Palaeontologists have wrangled for years about Gastornis, a huge flightless bird that lived between 40 million and 55 million years ago.

Up to two metres (6.5 feet) high, Gastornis had a massive beak with a hooked top -- a feature that looks so ferocious that many experts conclude the creature must have been a meat-eater, hence the "terror bird" monicker.

"The terror bird was thought to have used its huge beak to grab and break the neck of its prey, which is supported by biomechanical modelling of its bite force," said University of Bonn geochemist Thomas Tuetken, who took part in a new assessment.

"It lived after the dinosaurs became extinct and at a time when mammals were at an early stage of evolution and relatively small.

"The terror bird was thought to have been a top predator at that time on land."

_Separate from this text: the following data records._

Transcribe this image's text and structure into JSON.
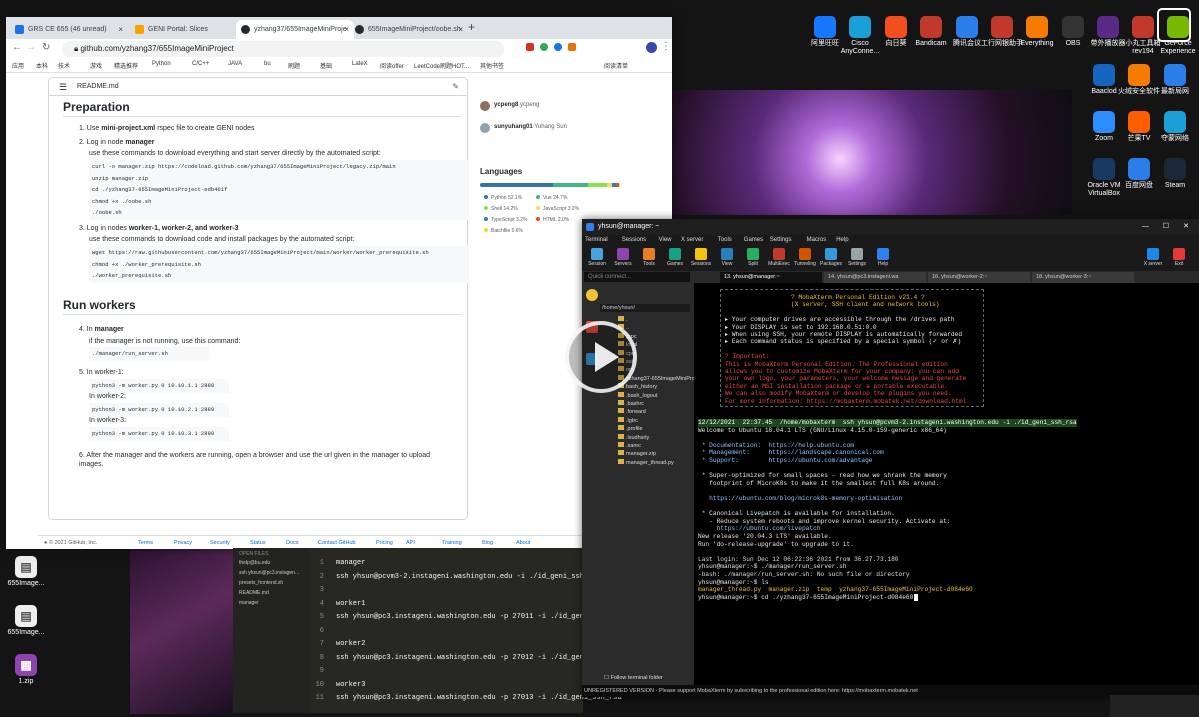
{
  "chrome": {
    "tabs": [
      {
        "title": "GRS CE 655 (46 unread)",
        "color": "#1a73e8"
      },
      {
        "title": "GENI Portal: Slices",
        "color": "#f4a300"
      },
      {
        "title": "yzhang37/655ImageMiniProje",
        "color": "#24292f"
      },
      {
        "title": "655ImageMiniProject/oobe.sh",
        "color": "#24292f"
      }
    ],
    "new_tab": "+",
    "url": "github.com/yzhang37/655ImageMiniProject",
    "bookmarks": [
      "应用",
      "本科",
      "技术",
      "游戏",
      "精选推荐",
      "Python",
      "C/C++",
      "JAVA",
      "bu",
      "刷题",
      "基础",
      "LateX",
      "阅读offer",
      "LeetCode刷题HOT...",
      "其他书签",
      "阅读清单"
    ]
  },
  "readme": {
    "file": "README.md",
    "preparation_heading": "Preparation",
    "step1_prefix": "1. Use ",
    "step1_bold": "mini-project.xml",
    "step1_rest": " rspec file to create GENI nodes",
    "step2_prefix": "2. Log in node ",
    "step2_bold": "manager",
    "step2_line2": "use these commands to download everything and start server directly by the automated script:",
    "code1": "curl -o manager.zip https://codeload.github.com/yzhang37/655ImageMiniProject/legacy.zip/main\nunzip manager.zip\ncd ./yzhang37-655ImageMiniProject-edb461f\nchmod +x ./oobe.sh\n./oobe.sh",
    "step3_prefix": "3. Log in nodes ",
    "step3_bold": "worker-1, worker-2, and worker-3",
    "step3_line2": "use these commands to download code and install packages by the automated script:",
    "code2": "wget https://raw.githubusercontent.com/yzhang37/655ImageMiniProject/main/worker/worker_prerequisite.sh\nchmod +x ./worker_prerequisite.sh\n./worker_prerequisite.sh",
    "run_heading": "Run workers",
    "step4_prefix": "4. In ",
    "step4_bold": "manager",
    "step4_line2": "if the manager is not running, use this command:",
    "code3": "./manager/run_server.sh",
    "step5": "5. In worker-1:",
    "code4": "python3 -m worker.py 0 10.10.1.1 2888",
    "w2": "In worker-2:",
    "code5": "python3 -m worker.py 0 10.10.2.1 2889",
    "w3": "In worker-3:",
    "code6": "python3 -m worker.py 0 10.10.3.1 2890",
    "step6": "6. After the manager and the workers are running, open a browser and use the url given in the manager to upload images."
  },
  "sidebar": {
    "contributors": [
      {
        "user": "ycpeng8",
        "name": "ycpeng"
      },
      {
        "user": "sunyuhang01",
        "name": "Yuhang Sun"
      }
    ],
    "languages_heading": "Languages",
    "languages": [
      {
        "name": "Python",
        "pct": "52.1%",
        "color": "#3572A5"
      },
      {
        "name": "Vue",
        "pct": "24.7%",
        "color": "#41b883"
      },
      {
        "name": "Shell",
        "pct": "14.2%",
        "color": "#89e051"
      },
      {
        "name": "JavaScript",
        "pct": "3.2%",
        "color": "#f1e05a"
      },
      {
        "name": "TypeScript",
        "pct": "3.2%",
        "color": "#3178c6"
      },
      {
        "name": "HTML",
        "pct": "2.0%",
        "color": "#e34c26"
      },
      {
        "name": "Batchfile",
        "pct": "0.6%",
        "color": "#C1F12E"
      }
    ]
  },
  "footer": {
    "copyright": "© 2021 GitHub, Inc.",
    "links": [
      "Terms",
      "Privacy",
      "Security",
      "Status",
      "Docs",
      "Contact GitHub",
      "Pricing",
      "API",
      "Training",
      "Blog",
      "About"
    ]
  },
  "editor": {
    "open_files_heading": "OPEN FILES",
    "files": [
      "thelp@bu.edu",
      "ssh yhsun@pc3.instagen...",
      "presets_frontend.sh",
      "README.md",
      "manager"
    ],
    "lines": [
      {
        "n": "1",
        "t": "manager"
      },
      {
        "n": "2",
        "t": "ssh yhsun@pcvm3-2.instageni.washington.edu -i ./id_geni_ssh_rsa"
      },
      {
        "n": "3",
        "t": ""
      },
      {
        "n": "4",
        "t": "worker1"
      },
      {
        "n": "5",
        "t": "ssh yhsun@pc3.instageni.washington.edu -p 27011 -i ./id_geni_ssh_rsa"
      },
      {
        "n": "6",
        "t": ""
      },
      {
        "n": "7",
        "t": "worker2"
      },
      {
        "n": "8",
        "t": "ssh yhsun@pc3.instageni.washington.edu -p 27012 -i ./id_geni_ssh_rsa"
      },
      {
        "n": "9",
        "t": ""
      },
      {
        "n": "10",
        "t": "worker3"
      },
      {
        "n": "11",
        "t": "ssh yhsun@pc3.instageni.washington.edu -p 27013 -i ./id_geni_ssh_rsa"
      }
    ]
  },
  "moba": {
    "title": "yhsun@manager: ~",
    "menu": [
      "Terminal",
      "Sessions",
      "View",
      "X server",
      "Tools",
      "Games",
      "Settings",
      "Macros",
      "Help"
    ],
    "tools": [
      "Session",
      "Servers",
      "Tools",
      "Games",
      "Sessions",
      "View",
      "Split",
      "MultiExec",
      "Tunneling",
      "Packages",
      "Settings",
      "Help"
    ],
    "right_tools": [
      "X server",
      "Exit"
    ],
    "quick_placeholder": "Quick connect...",
    "tabs": [
      "13. yhsun@manager:~",
      "14. yhsun@pc3.instageni.wa",
      "16. yhsun@worker-2:~",
      "18. yhsun@worker-3:~"
    ],
    "path": "/home/yhsun/",
    "tree": [
      ".",
      "..",
      "grpc",
      "local",
      "cpm",
      "ssh",
      "opt",
      "yzhang37-655ImageMiniProje...",
      "bash_history",
      ".bash_logout",
      ".bashrc",
      ".forward",
      ".lgtrc",
      ".profile",
      ".lsudhsrly",
      ".sanrc",
      "manager.zip",
      "manager_thread.py"
    ],
    "follow": "Follow terminal folder",
    "banner": [
      "? MobaXterm Personal Edition v21.4 ?",
      "(X server, SSH client and network tools)",
      "",
      "▸ Your computer drives are accessible through the /drives path",
      "▸ Your DISPLAY is set to 192.168.0.51:0.0",
      "▸ When using SSH, your remote DISPLAY is automatically forwarded",
      "▸ Each command status is specified by a special symbol (✓ or ✗)",
      "",
      "? Important:",
      "This is MobaXterm Personal Edition. The Professional edition",
      "allows you to customize MobaXterm for your company: you can add",
      "your own logo, your parameters, your welcome message and generate",
      "either an MSI installation package or a portable executable.",
      "We can also modify MobaXterm or develop the plugins you need.",
      "For more information: https://mobaxterm.mobatek.net/download.html"
    ],
    "output": [
      "12/12/2021  22:37.45  /home/mobaxterm  ssh yhsun@pcvm3-2.instageni.washington.edu -i ./id_geni_ssh_rsa",
      "Welcome to Ubuntu 18.04.1 LTS (GNU/Linux 4.15.0-159-generic x86_64)",
      "",
      " * Documentation:  https://help.ubuntu.com",
      " * Management:     https://landscape.canonical.com",
      " * Support:        https://ubuntu.com/advantage",
      "",
      " * Super-optimized for small spaces - read how we shrank the memory",
      "   footprint of MicroK8s to make it the smallest full K8s around.",
      "",
      "   https://ubuntu.com/blog/microk8s-memory-optimisation",
      "",
      " * Canonical Livepatch is available for installation.",
      "   - Reduce system reboots and improve kernel security. Activate at:",
      "     https://ubuntu.com/livepatch",
      "New release '20.04.3 LTS' available.",
      "Run 'do-release-upgrade' to upgrade to it.",
      "",
      "Last login: Sun Dec 12 06:22:36 2021 from 36.27.73.180",
      "yhsun@manager:~$ ./manager/run_server.sh",
      "-bash: ./manager/run_server.sh: No such file or directory",
      "yhsun@manager:~$ ls",
      "manager_thread.py  manager.zip  temp  yzhang37-655ImageMiniProject-d084e60",
      "yhsun@manager:~$ cd ./yzhang37-655ImageMiniProject-d084e60"
    ],
    "status": "UNREGISTERED VERSION  -  Please support MobaXterm by subscribing to the professional edition here:  https://mobaxterm.mobatek.net"
  },
  "desktop": {
    "icons": [
      {
        "label": "阿里旺旺",
        "color": "#1677ff"
      },
      {
        "label": "Cisco AnyConne...",
        "color": "#1ba0d7"
      },
      {
        "label": "向日葵",
        "color": "#f24e1e"
      },
      {
        "label": "Bandicam",
        "color": "#c0392b"
      },
      {
        "label": "腾讯会议",
        "color": "#2b7de9"
      },
      {
        "label": "工行网银助手",
        "color": "#c0392b"
      },
      {
        "label": "Everything",
        "color": "#f57c00"
      },
      {
        "label": "OBS",
        "color": "#333"
      },
      {
        "label": "带外播放器",
        "color": "#5b2a86"
      },
      {
        "label": "小丸工具箱 rev194",
        "color": "#c0392b"
      },
      {
        "label": "GeForce Experience",
        "color": "#76b900"
      },
      {
        "label": "Baaclod",
        "color": "#1565c0"
      },
      {
        "label": "火绒安全软件",
        "color": "#f57c00"
      },
      {
        "label": "最新局网",
        "color": "#2b7de9"
      },
      {
        "label": "Zoom",
        "color": "#2d8cff"
      },
      {
        "label": "芒果TV",
        "color": "#ff5f00"
      },
      {
        "label": "夺蒙网络",
        "color": "#1ba0d7"
      },
      {
        "label": "Oracle VM VirtualBox",
        "color": "#183a61"
      },
      {
        "label": "百度网盘",
        "color": "#2b7de9"
      },
      {
        "label": "Steam",
        "color": "#1b2838"
      }
    ],
    "left_icons": [
      "655Image...",
      "655Image...",
      "1.zip"
    ]
  }
}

Tuetken and his colleagues, though, reassessed the bird's diet. They began to forge a pro-veggie opinion after they measured calcium isotopes in fossilised Gastornis bones found in a former open-cast brown-coal mine in Saxony-Anhalt, eastern Germany.

The residual signal of these isotopes is a telltale of what proportion of the animal's diet came from meat versus plants.

The indicator gets "lighter" as the isotope passes down the food chain.

In theory, the bones of a supposed apex predator like Gastornis should have sent a strong signal.

But the team found the isotope levels were weak, similar to those of herbivorous mammals and dinosaurs held in museum collections. Carnivores, including the Tyrannosaurus rex, had a far stronger signature.

The work was showcased on Thursday at an annual international meeting of geochemists called the Goldschmidt Conference taking place this year in Florence, Italy.

The vegetarian view of Gastornis has had other recent backing from evidence in the United States.

Footprints from the American cousin to the Gastornis suggest that its feet did not have sharp claws, which are characteristic of predators.

And its big size meant that it may have been quite unable to hunt for small and nimble early mammals, which for carnivores were the food du jour, say some experts.